Cuando el movimiento alcanzó la masa crítica, las cifras empezaron a moverse en sentido contrario. Los hogares con perros aumentaron un 36 % entre 2006 y 2020, hasta alcanzar los 49 millones. El 38 % de las casas en Estados Unidos ahora tienen un perro. En cambio, la adopción de gatos no ha variado apenas en la última década.
El grupo de mascotas que más crece con diferencia es el de los perros de rescate. Las adopciones se dispararon en plena pandemia de coronavirus. Según una estimación, el 8 % de los propietarios de mascotas adoptaron un animal de compañía debido a la pandemia, presumiblemente porque las prácticas de quedarse en casa lo hacían más atractivo y factible. En las primeras semanas del brote, Foster Dogs, Inc. informó de un aumento de más del 1000 % en las solicitudes de acogida en la zona de Nueva York. La empresa de marketing Packaged Facts estimó un aumento del 4 % en la tenencia de mascotas en EE. UU. durante esta época de cuarentenas.
Como Sturla recitará gustosamente para ti, ahora existen todo tipo de leyes para incentivar los rescates. Más de 230 ciudades de Estados Unidos han aprobado prohibiciones a la venta de perros y gatos criados por criadores profesionales, cuya fortuna ha menguado a medida que se ha consumado la venganza de los chuchos. En 2017, California aprobó una ley estatal que prohíbe a las tiendas de mascotas vender cualquier perro o gato que no haya salido de un refugio, una sociedad humanitaria o un grupo de rescate. Podría decirse que algunos perros de rescate gozan ahora de más protección legal que algunos ciudadanos con derecho a voto. El estatus máximo se alcanzó en enero de 2021, cuando Major, el pastor alemán de dos años de la familia Biden, se convirtió en el primer perro de un refugio en instalarse en la Casa Blanca: el Primer Rescatado, por así decirlo.
Sturla influyó profundamente en la forma de pensar de la gente sobre perros y gatos. Su campaña de rescate en la zona de la bahía se convirtió en un movimiento que ahora se extiende por todo el planeta.

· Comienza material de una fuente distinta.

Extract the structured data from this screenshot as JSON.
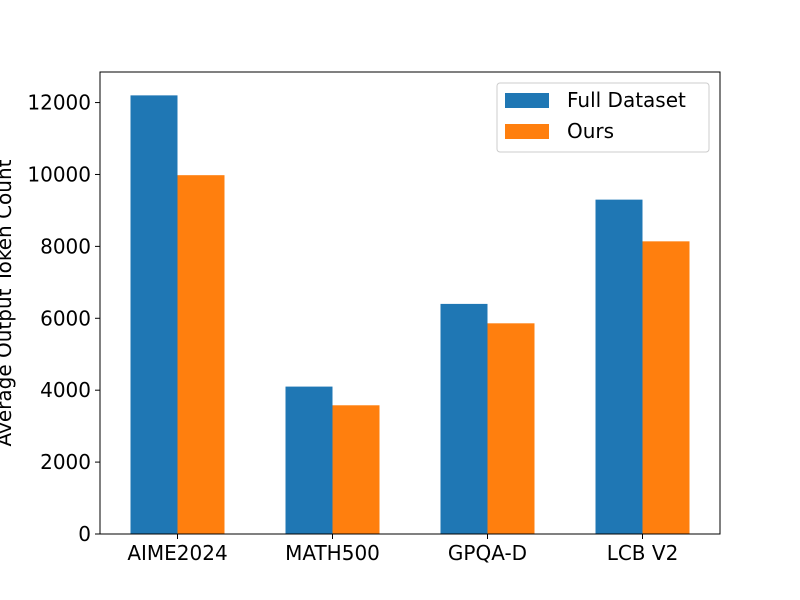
{
  "chart_data": {
    "type": "bar",
    "title": "",
    "xlabel": "",
    "ylabel": "Average Output Token Count",
    "categories": [
      "AIME2024",
      "MATH500",
      "GPQA-D",
      "LCB V2"
    ],
    "series": [
      {
        "name": "Full Dataset",
        "color": "#1f77b4",
        "values": [
          12200,
          4100,
          6400,
          9300
        ]
      },
      {
        "name": "Ours",
        "color": "#ff7f0e",
        "values": [
          9980,
          3580,
          5860,
          8140
        ]
      }
    ],
    "ylim": [
      0,
      12850
    ],
    "yticks": [
      0,
      2000,
      4000,
      6000,
      8000,
      10000,
      12000
    ],
    "grid": false,
    "legend_position": "top-right"
  }
}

Oigo el murmullo de los escépticos.
«Interesante historia, Nunca había oído hablar de Sturla. Parece el proverbial “qué gran trabajo”. ¿Pero qué tienen que ver una misionera moral de California y un puñado de chuchos salvados de la aguja definitiva con el prestigio? Esto no es por lo que cogí tu libro de la papelera y pagué por él».
A aquellos que pagaron el precio íntegro después de coger el libro de la estantería de «recomendaciones de los empleados» de su tienda local, les respondo respetuosamente: Me parece justo. Entiendo que los perros callejeros no vengan inmediatamente a la mente cuando alguien introduce el tema del lujo.
Pero esa es la cuestión. La idea de estatus en los últimos años se ha subvertido sistemáticamente. Las fuentes inesperadas de estatus de élite están por todas partes. Las horas extras son un lujo, ¿recuerdas? Cuando un presidente estadounidense en ejercicio puede defender la virtud de los nazis y el Arbeit machi frei se convierte en un grito de guerra en el lugar de trabajo, se sabe que los estratos sociales están sufriendo una intensa perturbación.